I have used the "create_clock" constraint with the frequency of the recovered clock(this is a fixed value).
This is not a good idea. Done this way there are two problems
- you have no mechanism of checking the timing between the recovered clock and the base clock
- I presume that at some point you move data from this recovered clock back to the base clock
- you prevent any path tracing through the generation of the recovered clock
If you use a create_generated_clock as I suggest, then you can address both these problems.
For the first issue, the generated clock will allow complete tracing of any path between the recovered clock domain an the base clock domain.
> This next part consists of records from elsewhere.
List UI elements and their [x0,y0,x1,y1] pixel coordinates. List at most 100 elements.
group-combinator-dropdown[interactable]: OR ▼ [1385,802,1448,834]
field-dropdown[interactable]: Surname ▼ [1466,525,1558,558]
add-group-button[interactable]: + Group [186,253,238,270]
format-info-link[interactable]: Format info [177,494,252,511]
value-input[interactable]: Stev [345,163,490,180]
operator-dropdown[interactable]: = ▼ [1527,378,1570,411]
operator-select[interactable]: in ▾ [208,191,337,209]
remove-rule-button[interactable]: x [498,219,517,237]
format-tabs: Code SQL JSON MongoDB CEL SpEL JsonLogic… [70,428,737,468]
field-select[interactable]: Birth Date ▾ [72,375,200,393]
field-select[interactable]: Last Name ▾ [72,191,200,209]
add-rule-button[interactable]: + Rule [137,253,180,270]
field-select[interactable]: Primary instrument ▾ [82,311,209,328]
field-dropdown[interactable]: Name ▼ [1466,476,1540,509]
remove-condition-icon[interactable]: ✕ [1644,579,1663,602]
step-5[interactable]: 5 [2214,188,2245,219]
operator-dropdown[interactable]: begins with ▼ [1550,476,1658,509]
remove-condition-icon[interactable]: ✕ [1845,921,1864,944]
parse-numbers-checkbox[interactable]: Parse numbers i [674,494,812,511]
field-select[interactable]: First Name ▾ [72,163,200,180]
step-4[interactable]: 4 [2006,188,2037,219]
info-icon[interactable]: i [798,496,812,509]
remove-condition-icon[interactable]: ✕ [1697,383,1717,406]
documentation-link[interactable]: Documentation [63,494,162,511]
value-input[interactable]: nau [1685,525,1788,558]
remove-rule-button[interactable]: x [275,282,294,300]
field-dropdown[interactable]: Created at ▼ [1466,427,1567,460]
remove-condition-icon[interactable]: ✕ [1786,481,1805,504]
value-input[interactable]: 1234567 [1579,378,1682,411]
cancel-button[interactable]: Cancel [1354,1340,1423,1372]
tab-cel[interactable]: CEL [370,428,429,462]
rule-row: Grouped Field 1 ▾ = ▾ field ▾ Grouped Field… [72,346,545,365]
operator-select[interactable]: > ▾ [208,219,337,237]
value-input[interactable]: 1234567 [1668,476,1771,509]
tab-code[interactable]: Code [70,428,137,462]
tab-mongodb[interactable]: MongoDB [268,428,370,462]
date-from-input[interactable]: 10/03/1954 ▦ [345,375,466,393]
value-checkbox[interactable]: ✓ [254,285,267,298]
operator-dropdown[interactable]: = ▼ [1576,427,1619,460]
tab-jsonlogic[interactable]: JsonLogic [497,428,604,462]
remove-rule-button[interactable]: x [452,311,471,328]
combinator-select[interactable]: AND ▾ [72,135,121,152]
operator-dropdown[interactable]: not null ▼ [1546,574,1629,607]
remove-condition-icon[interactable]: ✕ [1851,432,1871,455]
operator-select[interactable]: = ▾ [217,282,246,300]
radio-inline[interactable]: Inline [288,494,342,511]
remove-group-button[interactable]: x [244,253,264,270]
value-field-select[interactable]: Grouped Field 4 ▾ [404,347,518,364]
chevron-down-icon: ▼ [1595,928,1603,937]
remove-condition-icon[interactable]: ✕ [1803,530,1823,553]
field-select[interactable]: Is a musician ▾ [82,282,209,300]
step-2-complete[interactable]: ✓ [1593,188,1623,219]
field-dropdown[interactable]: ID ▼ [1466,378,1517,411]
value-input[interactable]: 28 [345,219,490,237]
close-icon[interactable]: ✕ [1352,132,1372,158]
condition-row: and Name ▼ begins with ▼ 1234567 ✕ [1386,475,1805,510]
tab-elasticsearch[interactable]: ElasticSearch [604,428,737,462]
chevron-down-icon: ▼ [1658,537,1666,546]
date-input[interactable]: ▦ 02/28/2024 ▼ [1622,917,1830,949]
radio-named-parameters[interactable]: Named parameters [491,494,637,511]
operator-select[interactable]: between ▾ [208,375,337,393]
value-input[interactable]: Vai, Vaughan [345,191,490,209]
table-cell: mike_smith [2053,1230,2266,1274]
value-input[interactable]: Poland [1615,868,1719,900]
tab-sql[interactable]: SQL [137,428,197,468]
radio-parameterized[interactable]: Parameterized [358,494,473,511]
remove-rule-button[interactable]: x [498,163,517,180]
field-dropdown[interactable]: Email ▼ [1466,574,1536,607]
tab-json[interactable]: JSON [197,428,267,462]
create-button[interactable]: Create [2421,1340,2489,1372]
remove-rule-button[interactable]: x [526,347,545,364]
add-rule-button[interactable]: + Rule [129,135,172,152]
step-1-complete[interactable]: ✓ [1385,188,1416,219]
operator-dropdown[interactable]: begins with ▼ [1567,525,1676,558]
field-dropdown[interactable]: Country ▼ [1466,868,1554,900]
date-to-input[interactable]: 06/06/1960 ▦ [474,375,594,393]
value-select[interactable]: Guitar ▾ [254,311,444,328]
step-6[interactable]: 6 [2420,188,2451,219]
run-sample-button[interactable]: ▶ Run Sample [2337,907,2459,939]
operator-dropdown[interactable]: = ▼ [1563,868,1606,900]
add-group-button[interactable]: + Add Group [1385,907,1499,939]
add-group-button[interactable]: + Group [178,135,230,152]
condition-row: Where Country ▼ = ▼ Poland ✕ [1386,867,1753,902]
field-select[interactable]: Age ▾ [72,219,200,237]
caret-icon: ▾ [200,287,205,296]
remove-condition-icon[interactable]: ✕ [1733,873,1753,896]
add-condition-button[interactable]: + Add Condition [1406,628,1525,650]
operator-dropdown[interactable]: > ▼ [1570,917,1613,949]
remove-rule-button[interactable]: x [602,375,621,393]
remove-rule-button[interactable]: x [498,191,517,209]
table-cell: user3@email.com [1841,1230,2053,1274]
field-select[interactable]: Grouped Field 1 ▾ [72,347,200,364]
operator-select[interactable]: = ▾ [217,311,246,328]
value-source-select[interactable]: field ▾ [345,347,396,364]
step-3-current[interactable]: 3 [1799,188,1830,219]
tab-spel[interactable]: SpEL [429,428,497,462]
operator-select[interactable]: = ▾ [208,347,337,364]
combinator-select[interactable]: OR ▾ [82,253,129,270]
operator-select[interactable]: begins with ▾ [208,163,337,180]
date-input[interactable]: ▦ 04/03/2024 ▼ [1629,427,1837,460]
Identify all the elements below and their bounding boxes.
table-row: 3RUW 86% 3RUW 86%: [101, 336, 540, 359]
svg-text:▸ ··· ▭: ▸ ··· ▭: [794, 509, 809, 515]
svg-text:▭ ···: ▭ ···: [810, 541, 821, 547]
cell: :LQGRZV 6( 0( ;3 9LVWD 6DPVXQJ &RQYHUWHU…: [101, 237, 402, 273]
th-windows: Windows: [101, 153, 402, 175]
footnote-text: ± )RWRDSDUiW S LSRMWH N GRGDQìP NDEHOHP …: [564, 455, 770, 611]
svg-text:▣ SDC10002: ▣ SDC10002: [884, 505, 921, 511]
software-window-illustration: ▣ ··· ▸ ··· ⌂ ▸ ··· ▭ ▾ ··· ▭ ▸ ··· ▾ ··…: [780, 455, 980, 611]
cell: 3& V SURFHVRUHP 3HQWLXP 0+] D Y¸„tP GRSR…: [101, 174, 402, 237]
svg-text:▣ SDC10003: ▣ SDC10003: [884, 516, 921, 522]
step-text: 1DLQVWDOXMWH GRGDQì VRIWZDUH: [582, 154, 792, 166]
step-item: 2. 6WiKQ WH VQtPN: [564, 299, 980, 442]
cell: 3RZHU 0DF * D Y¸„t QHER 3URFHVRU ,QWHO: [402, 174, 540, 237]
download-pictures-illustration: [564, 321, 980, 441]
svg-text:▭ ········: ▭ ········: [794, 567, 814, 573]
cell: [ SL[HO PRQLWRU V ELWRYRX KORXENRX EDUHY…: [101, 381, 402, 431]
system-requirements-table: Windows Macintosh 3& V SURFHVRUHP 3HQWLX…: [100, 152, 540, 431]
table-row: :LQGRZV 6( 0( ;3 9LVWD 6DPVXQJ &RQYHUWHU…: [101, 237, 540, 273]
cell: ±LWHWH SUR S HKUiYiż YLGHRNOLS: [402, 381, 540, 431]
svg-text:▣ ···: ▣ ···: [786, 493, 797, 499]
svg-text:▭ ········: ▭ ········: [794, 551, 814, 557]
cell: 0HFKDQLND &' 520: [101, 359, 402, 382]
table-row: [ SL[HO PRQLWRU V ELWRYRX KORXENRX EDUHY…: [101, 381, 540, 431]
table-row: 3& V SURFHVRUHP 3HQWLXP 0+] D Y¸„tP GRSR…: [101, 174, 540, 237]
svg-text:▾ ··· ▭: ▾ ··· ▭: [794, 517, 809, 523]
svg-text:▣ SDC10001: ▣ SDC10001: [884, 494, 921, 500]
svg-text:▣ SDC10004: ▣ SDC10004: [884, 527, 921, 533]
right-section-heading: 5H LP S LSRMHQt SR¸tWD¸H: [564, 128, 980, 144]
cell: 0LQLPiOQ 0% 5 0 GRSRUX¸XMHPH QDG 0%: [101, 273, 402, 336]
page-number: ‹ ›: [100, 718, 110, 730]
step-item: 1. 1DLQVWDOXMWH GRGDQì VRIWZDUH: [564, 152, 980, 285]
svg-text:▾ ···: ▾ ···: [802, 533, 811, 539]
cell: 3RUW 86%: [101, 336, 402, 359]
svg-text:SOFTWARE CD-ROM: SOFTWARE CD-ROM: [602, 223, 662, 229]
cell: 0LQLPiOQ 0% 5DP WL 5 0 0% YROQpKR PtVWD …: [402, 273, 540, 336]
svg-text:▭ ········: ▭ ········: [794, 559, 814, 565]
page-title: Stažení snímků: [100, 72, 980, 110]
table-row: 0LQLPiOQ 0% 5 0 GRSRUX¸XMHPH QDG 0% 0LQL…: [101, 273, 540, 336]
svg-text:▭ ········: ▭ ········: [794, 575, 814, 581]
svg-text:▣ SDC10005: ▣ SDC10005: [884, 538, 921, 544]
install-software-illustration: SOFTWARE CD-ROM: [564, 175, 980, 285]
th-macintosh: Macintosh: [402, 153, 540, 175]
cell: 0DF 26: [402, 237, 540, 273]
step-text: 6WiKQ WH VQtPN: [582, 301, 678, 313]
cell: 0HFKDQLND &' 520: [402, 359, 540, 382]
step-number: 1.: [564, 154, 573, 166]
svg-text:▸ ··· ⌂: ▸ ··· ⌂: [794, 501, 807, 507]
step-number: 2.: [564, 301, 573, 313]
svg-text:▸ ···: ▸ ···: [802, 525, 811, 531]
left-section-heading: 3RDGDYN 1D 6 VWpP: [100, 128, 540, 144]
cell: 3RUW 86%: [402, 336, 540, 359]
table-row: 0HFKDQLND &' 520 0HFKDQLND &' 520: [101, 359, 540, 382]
This analysis will including a full analysis of the skew between the two clock domains. If you use a primary clock, then this won't be done - it will be up to you to ensure that this clock crossing can be done "in time".
For the second issue, with the create_generated_clock, any timing path that starts at or ends at a flip-flop in the recovered domain will result in a timing analysis on the complete clock path - this will include the LUT2 and the routing of your generation circuit. If you query both setup and hold checks to flip-flops on this domain, both as fast process corner and slow process corner then you will get the timings of this path.
However, this will not be perfect, since you have two paths in your clock propagation path - one through the I0 input of the LUT2 and one through the I1. These will have two different timings. I don't think you will be able to get both at the same process conditions.
When you do a setup check, the source clock delay uses the "longest" clock delay. When you do a hold check, the source clock delay uses the "shortest" clock delay (the destination delay does the opposite in both cases). In a normal analysis, there is only one clock path, so the same cells are used for both analyses. However, in the "longest" delay, the analysis uses the [*_MAX] process corner, whereas the "shortest" uses the [*_MIN]. Thus there are effectively four corners [SLOW_MAX] [SLOW_MIN] [FAST_MAX] [FAST_MIN].
- [SLOW_MAX] - the true slowest PVT corner - this is the slowest any cell can be
- [FAST_MIN] - the true fastest PVT corner - this is the fastest any cell can be
- [SLOW_MIN] - this is the fastest a cell can be on a die that also has at least one cell at [SLOW_MAX]
- this is due to "on chip variation" - not all cells on the die will be at exactly the same process corner
- [FAST_MAX] - this is the slowest a cell can be on a die that also has at least one cell at [FAST_MIN]
- also due to on chip variation
In your case, this analysis will also be messed up by your two clock paths
- the "longest" paths will show (only) the longer of the two paths at the [*_MAX] process corner
- the "shortest" paths will show (only) the shorter of the two paths at the [*_MIN] process corner
Thus you won't be able to get the shorter path at the [*_MAX] corner or the longer path at the [*_MIN] corner.